Months ago, I felt God specifically speak to my heart that it was time to permanently walk away from Facebook. Please understand I’m not saying Facebook (or any social media) is wrong or evil or un-spiritual. That is absolutely not the case, and that’s not my intent for sharing my heart on this personal issue. At the time, I knew deep down what I was supposed to do, but I wanted to do it on my terms. I deactivated my account for a while…then logged back in and eventually resumed business as usual…then logged out and changed my password for a bit…then a couple of weeks later logged back in as usual. Each time, I was able to justify my actions; each time it was selfish disobedience. In my prayer time, I felt God telling me (time and time again) that I wouldn’t be able to fully hear him until I submitted this area of my life. I even wrote it down. More than once.
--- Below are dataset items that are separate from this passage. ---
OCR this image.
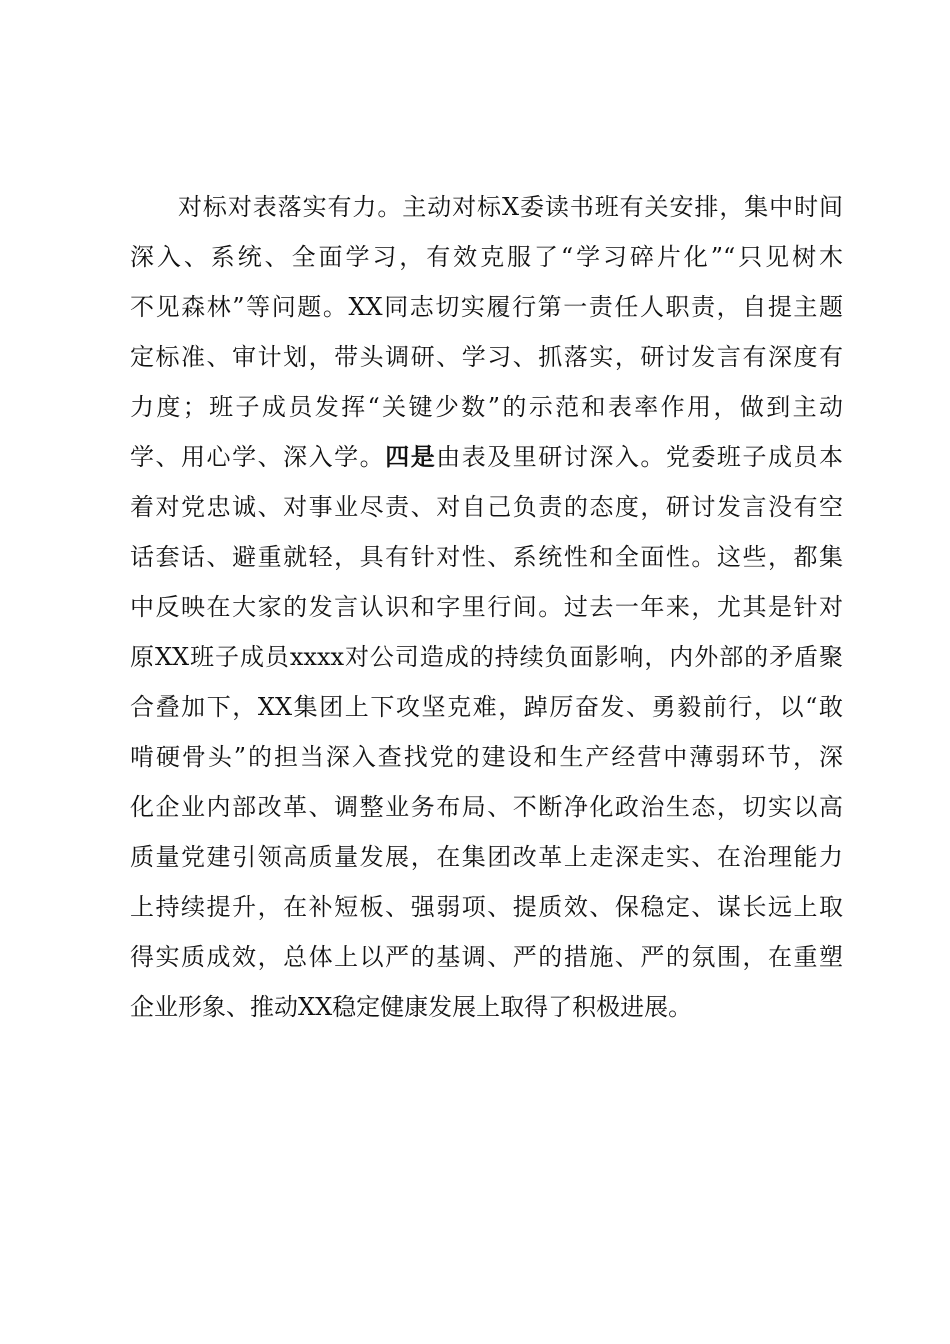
对标对表落实有力。主动对标X委读书班有关安排，集中时间
深入、系统、全面学习，有效克服了“学习碎片化”“只见树木
不见森林”等问题。XX同志切实履行第一责任人职责，自提主题
定标准、审计划，带头调研、学习、抓落实，研讨发言有深度有
力度；班子成员发挥“关键少数”的示范和表率作用，做到主动
学、用心学、深入学。四是由表及里研讨深入。党委班子成员本
着对党忠诚、对事业尽责、对自己负责的态度，研讨发言没有空
话套话、避重就轻，具有针对性、系统性和全面性。这些，都集
中反映在大家的发言认识和字里行间。过去一年来，尤其是针对
原XX班子成员xxxx对公司造成的持续负面影响，内外部的矛盾聚
合叠加下，XX集团上下攻坚克难，踔厉奋发、勇毅前行，以“敢
啃硬骨头”的担当深入查找党的建设和生产经营中薄弱环节，深
化企业内部改革、调整业务布局、不断净化政治生态，切实以高
质量党建引领高质量发展，在集团改革上走深走实、在治理能力
上持续提升，在补短板、强弱项、提质效、保稳定、谋长远上取
得实质成效，总体上以严的基调、严的措施、严的氛围，在重塑
企业形象、推动XX稳定健康发展上取得了积极进展。
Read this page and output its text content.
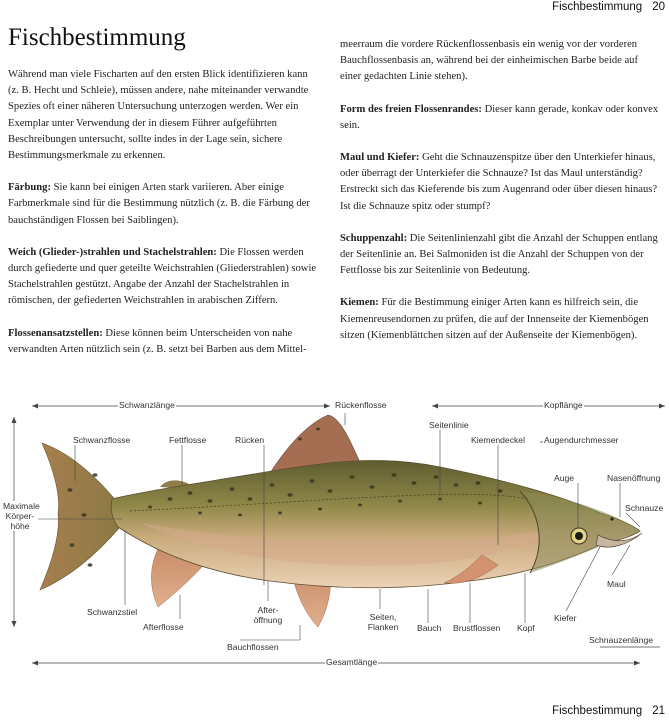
Fischbestimmung 20
Fischbestimmung

Während man viele Fischarten auf den ersten Blick identifizieren kann (z. B. Hecht und Schleie), müssen andere, nahe miteinander verwandte Spezies oft einer näheren Untersuchung unterzogen werden. Wer ein Exemplar unter Verwendung der in diesem Führer aufgeführten Beschreibungen untersucht, sollte indes in der Lage sein, sichere Bestimmungsmerkmale zu erkennen.

Färbung: Sie kann bei einigen Arten stark variieren. Aber einige Farbmerkmale sind für die Bestimmung nützlich (z. B. die Färbung der bauchständigen Flossen bei Saiblingen).

Weich (Glieder-)strahlen und Stachelstrahlen: Die Flossen werden durch gefiederte und quer geteilte Weichstrahlen (Gliederstrahlen) sowie Stachelstrahlen gestützt. Angabe der Anzahl der Stachelstrahlen in römischen, der gefiederten Weichstrahlen in arabischen Ziffern.

Flossenansatzstellen: Diese können beim Unterscheiden von nahe verwandten Arten nützlich sein (z. B. setzt bei Barben aus dem Mittel-

meerraum die vordere Rückenflossenbasis ein wenig vor der vorderen Bauchflossenbasis an, während bei der einheimischen Barbe beide auf einer gedachten Linie stehen).

Form des freien Flossenrandes: Dieser kann gerade, konkav oder konvex sein.

Maul und Kiefer: Geht die Schnauzenspitze über den Unterkiefer hinaus, oder überragt der Unterkiefer die Schnauze? Ist das Maul unterständig? Erstreckt sich das Kieferende bis zum Augenrand oder über diesen hinaus? Ist die Schnauze spitz oder stumpf?

Schuppenzahl: Die Seitenlinienzahl gibt die Anzahl der Schuppen entlang der Seitenlinie an. Bei Salmoniden ist die Anzahl der Schuppen von der Fettflosse bis zur Seitenlinie von Bedeutung.

Kiemen: Für die Bestimmung einiger Arten kann es hilfreich sein, die Kiemenreusendornen zu prüfen, die auf der Innenseite der Kiemenbögen sitzen (Kiemenblättchen sitzen auf der Außenseite der Kiemenbögen).

Schwanzlänge	Rückenflosse	Kopflänge
Seitenlinie
Schwanzflosse	Fettflosse	Rücken	Kiemendeckel Augendurchmesser
Auge	Nasenöffnung
Schnauze
Maximale Körper- höhe
Maul
Schwanzstiel
Afterflosse
After- öffnung	Seiten, Flanken	Bauch Brustflossen Kopf
Kiefer
Schnauzenlänge
Bauchflossen
Gesamtlänge
Fischbestimmung 21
There were plenty of times I heard it again and again without writing it down…over a period of nine months. I could take the cute angle and joke about how stubborn I am, but I’m taking the honest angle and calling out my blatant, willful, repetitive disobedience. There even came a point when I knew full well that I wasn’t going to get the next piece of the puzzle, hear any sort of next steps or instructions, until I did what was asked of me. Yet I continued to ignore it, convincing myself it wasn’t truly significant.

It became so easy for me to justify keeping my account because I wasn’t engaging in anything shady or unscrupulous, I was simply connecting with friends and staying semi-active in a few photography, fitness, and mom groups. Nothing illicit or scandalous. Just run-of-the-mill, stay-at-home-mom Facebook stuff. But I was willfully ignoring a “small” thing God had asked of me. I wasn’t yielding and submitting in a very specific area of my life, which spilled over into my relationships with my husband and children. How could I be an attentive, graceful, loving wife if I wasn’t drinking from the Spring of Life? How could I be patient, merciful, and understanding with my children if I kept inviting distractions into my mind and heart?

I finally pulled the plug this month and deleted my account. Sure enough, as soon as I chose obedience and submission to God’s will, the static began to clear. The voice of truth once again became audible. My delayed obedience (which is actually disobedience) had, in essence, dammed the flow of living water within my spirit. Repentance and right action brought restoration. 

How about you, dear friend? Are you joyfully plunging headlong into the reckless raging fury they call the love of God? Drinking deeply from his living water? Dripping with overwhelmingly abundant life? I pray that you are! Maybe you’re like me…sipping stagnant streams and searching for Shalom. All it takes is one willful act of obedience to begin to break the barrier. Be willing. Your table is already set — he is ready, willing, and waiting!